| There's a variety of issues with your stance. 1) It's certainly not unheard of for theories have observational or experimental data appears that sends them back to the drawing board for reworking and do eventually get to a consistent state 2) Every other proposed theory to answer these questions ultimately ends up fitting the observational data we have even worse, or doesn't even attempt to explain it 3) Plenty of scientists are still poking at alternative theories and very few scientists love dark matter as an answer. They've just loved every proposed alternative less. There's no shortage of dark matter detractors. It's just that none of them can come up with a better solution to answer questions about all the things that dark matter does answer. And no, just going "the gods did it" isn't better, because you can't use that as a theory to answer why some things are behaving the way they are, and we can with dark matter. And we do it quite often - far more often than we find weird things like these isolated quasars. But of course you don't get a front page hackernews article every time scientists apply science and things come out consistent with the existing science.
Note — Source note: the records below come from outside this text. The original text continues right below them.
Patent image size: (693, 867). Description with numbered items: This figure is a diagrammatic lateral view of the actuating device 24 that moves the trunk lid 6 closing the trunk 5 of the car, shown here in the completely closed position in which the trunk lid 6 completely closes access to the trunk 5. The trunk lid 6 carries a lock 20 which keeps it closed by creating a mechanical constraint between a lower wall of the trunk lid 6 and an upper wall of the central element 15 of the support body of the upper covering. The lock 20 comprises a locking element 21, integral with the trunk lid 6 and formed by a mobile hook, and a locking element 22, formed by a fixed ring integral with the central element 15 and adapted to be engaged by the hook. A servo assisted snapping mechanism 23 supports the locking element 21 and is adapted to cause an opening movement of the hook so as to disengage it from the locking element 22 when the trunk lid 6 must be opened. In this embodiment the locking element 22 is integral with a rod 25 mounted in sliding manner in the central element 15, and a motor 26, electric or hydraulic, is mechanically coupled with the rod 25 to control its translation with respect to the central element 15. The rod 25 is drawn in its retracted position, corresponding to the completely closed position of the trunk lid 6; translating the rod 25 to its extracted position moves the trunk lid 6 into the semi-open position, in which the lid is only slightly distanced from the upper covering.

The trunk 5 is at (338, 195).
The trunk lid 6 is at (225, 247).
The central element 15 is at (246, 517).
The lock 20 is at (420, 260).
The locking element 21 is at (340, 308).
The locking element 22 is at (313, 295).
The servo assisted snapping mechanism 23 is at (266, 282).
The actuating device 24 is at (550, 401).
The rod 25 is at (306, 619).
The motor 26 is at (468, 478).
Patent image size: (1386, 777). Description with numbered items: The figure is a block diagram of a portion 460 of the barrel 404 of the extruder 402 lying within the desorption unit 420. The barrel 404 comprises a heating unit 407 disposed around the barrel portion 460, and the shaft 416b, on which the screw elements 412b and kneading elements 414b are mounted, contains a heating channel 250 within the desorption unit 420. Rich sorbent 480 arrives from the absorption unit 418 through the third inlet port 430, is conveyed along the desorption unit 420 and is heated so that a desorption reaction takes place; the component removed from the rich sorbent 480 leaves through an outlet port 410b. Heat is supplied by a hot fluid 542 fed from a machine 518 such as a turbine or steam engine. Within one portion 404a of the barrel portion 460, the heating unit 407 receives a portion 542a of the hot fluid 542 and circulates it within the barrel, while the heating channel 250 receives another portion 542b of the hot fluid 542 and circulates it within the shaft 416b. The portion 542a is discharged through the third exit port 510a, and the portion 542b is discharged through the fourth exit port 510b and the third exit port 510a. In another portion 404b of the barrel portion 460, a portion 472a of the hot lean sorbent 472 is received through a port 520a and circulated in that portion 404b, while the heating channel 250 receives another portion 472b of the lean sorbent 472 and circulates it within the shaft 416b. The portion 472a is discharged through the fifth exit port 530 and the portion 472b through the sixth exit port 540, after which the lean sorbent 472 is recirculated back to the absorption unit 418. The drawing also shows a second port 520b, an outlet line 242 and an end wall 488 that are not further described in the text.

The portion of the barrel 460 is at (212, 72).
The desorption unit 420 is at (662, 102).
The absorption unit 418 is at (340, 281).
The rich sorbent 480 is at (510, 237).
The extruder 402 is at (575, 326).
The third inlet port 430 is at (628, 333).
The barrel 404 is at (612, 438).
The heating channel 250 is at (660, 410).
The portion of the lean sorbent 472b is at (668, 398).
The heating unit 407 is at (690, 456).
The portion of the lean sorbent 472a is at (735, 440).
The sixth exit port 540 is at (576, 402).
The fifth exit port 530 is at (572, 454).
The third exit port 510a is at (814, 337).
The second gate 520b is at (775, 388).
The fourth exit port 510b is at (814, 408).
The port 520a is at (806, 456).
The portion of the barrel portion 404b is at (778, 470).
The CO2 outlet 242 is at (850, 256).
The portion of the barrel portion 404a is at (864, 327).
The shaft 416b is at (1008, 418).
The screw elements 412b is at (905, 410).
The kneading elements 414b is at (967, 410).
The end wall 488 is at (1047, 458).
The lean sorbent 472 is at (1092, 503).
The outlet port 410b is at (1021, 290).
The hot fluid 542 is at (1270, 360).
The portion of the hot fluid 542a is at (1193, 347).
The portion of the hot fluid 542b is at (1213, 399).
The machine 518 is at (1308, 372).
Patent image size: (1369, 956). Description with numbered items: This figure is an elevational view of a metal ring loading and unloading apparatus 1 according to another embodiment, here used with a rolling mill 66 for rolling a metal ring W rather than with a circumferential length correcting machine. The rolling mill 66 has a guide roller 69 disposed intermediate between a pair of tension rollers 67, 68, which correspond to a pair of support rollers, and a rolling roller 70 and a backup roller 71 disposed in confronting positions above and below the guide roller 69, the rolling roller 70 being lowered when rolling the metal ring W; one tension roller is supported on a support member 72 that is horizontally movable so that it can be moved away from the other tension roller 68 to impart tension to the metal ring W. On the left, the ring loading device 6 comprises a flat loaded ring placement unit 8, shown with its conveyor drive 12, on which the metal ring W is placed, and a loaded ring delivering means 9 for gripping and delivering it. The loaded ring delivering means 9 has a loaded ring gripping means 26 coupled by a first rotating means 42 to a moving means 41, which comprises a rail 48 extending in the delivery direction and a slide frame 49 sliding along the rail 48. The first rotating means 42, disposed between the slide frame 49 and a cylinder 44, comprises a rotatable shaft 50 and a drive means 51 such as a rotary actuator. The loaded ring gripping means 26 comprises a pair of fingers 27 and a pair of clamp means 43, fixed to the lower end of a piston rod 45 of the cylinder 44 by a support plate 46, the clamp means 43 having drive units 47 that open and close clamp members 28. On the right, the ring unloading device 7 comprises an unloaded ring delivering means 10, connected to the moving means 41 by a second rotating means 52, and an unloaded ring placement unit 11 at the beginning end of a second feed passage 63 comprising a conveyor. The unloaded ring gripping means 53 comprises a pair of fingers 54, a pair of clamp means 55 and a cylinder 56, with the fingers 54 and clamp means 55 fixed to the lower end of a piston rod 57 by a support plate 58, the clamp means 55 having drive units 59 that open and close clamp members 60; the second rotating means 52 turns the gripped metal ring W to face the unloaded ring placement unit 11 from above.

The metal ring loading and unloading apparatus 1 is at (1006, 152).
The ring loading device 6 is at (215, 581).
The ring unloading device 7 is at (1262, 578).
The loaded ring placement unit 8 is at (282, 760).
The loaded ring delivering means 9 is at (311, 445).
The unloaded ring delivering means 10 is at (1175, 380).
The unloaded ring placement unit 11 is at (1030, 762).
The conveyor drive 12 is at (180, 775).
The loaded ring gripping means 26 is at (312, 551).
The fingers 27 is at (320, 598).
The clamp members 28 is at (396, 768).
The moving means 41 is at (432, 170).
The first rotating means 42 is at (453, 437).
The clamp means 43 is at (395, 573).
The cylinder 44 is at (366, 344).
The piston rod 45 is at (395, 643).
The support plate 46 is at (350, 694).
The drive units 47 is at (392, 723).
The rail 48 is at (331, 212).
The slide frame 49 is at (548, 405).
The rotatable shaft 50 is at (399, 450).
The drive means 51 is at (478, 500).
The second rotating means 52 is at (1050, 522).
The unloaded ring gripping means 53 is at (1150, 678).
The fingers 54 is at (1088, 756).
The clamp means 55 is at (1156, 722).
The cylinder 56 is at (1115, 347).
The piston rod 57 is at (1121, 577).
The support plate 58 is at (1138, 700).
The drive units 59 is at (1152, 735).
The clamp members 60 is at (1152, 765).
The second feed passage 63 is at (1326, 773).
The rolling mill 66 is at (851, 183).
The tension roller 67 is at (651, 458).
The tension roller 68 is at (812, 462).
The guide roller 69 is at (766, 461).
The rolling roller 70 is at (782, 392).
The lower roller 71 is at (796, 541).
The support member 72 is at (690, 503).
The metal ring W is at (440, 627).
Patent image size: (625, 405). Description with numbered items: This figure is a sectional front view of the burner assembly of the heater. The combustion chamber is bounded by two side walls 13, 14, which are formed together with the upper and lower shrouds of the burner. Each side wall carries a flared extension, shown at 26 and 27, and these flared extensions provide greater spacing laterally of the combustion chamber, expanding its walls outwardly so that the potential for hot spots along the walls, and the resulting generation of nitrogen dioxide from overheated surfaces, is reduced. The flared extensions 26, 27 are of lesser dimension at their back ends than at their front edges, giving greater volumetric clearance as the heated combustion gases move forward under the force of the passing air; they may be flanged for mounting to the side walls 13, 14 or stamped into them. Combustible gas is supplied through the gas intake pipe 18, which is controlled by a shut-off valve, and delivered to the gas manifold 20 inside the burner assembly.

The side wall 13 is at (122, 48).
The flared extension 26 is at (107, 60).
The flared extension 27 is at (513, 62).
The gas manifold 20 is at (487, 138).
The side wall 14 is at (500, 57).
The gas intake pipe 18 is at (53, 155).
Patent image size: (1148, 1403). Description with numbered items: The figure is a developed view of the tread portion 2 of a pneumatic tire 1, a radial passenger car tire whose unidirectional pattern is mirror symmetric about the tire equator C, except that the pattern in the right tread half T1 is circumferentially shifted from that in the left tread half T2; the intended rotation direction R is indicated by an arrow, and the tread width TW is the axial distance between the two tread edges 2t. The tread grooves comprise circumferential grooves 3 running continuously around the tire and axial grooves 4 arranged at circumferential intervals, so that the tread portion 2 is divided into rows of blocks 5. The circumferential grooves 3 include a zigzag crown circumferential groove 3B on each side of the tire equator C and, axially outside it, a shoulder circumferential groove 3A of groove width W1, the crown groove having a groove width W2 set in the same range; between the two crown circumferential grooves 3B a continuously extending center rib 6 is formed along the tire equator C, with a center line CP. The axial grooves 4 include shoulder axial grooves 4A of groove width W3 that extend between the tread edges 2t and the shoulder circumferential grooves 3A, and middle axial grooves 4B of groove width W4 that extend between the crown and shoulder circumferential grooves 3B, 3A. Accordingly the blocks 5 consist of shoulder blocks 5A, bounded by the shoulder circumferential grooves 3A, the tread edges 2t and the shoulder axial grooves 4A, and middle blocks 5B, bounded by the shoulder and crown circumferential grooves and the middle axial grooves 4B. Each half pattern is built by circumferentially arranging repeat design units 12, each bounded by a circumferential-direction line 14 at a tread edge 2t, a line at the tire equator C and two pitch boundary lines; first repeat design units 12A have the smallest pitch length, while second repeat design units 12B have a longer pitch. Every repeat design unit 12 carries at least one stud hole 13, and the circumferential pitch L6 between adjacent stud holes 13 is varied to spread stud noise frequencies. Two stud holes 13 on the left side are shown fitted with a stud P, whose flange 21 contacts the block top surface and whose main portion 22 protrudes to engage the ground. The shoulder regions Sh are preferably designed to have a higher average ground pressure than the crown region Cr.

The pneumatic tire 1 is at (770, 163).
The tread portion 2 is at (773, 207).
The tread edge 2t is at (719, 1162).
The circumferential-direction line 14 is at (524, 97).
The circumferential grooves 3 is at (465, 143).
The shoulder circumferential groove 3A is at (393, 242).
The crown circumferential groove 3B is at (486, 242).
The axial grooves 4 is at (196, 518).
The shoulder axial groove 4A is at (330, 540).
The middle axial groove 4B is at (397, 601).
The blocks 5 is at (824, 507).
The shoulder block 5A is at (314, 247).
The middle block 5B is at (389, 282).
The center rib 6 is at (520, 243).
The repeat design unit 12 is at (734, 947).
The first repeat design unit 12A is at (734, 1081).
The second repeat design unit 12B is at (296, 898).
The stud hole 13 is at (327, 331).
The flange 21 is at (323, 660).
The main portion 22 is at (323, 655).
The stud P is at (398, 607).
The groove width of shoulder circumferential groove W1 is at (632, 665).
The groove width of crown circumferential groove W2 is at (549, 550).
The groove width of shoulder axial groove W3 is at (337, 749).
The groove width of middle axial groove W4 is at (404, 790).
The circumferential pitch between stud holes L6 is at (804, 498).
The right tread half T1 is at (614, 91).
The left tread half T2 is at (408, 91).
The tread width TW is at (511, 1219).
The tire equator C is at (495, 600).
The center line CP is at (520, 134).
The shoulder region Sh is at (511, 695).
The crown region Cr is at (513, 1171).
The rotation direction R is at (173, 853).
There's not some shadowy cabal of cosmologists doing everything in their power to keep the cult of dark matter alive. There's a bunch of experts who have seen the same arguments raised thousands of times with zero meaningful variation and have gotten tired of having to explain the same things over and over. |
Sure. But when the socially dominant theory doesn’t fit observations, it’s called “a temporary setback that calls for some reworking”, and when a heterodox theory doesn’t fit observations, it’s called “falling flat on its face”, as you can see in another reply below. That’s not a healthy dynamic.
> There's not some shadowy cabal of cosmologists doing everything in their power to keep the cult of dark matter alive.
No… but curiously, you will get your comment flagged and removed on HN for making such a claim!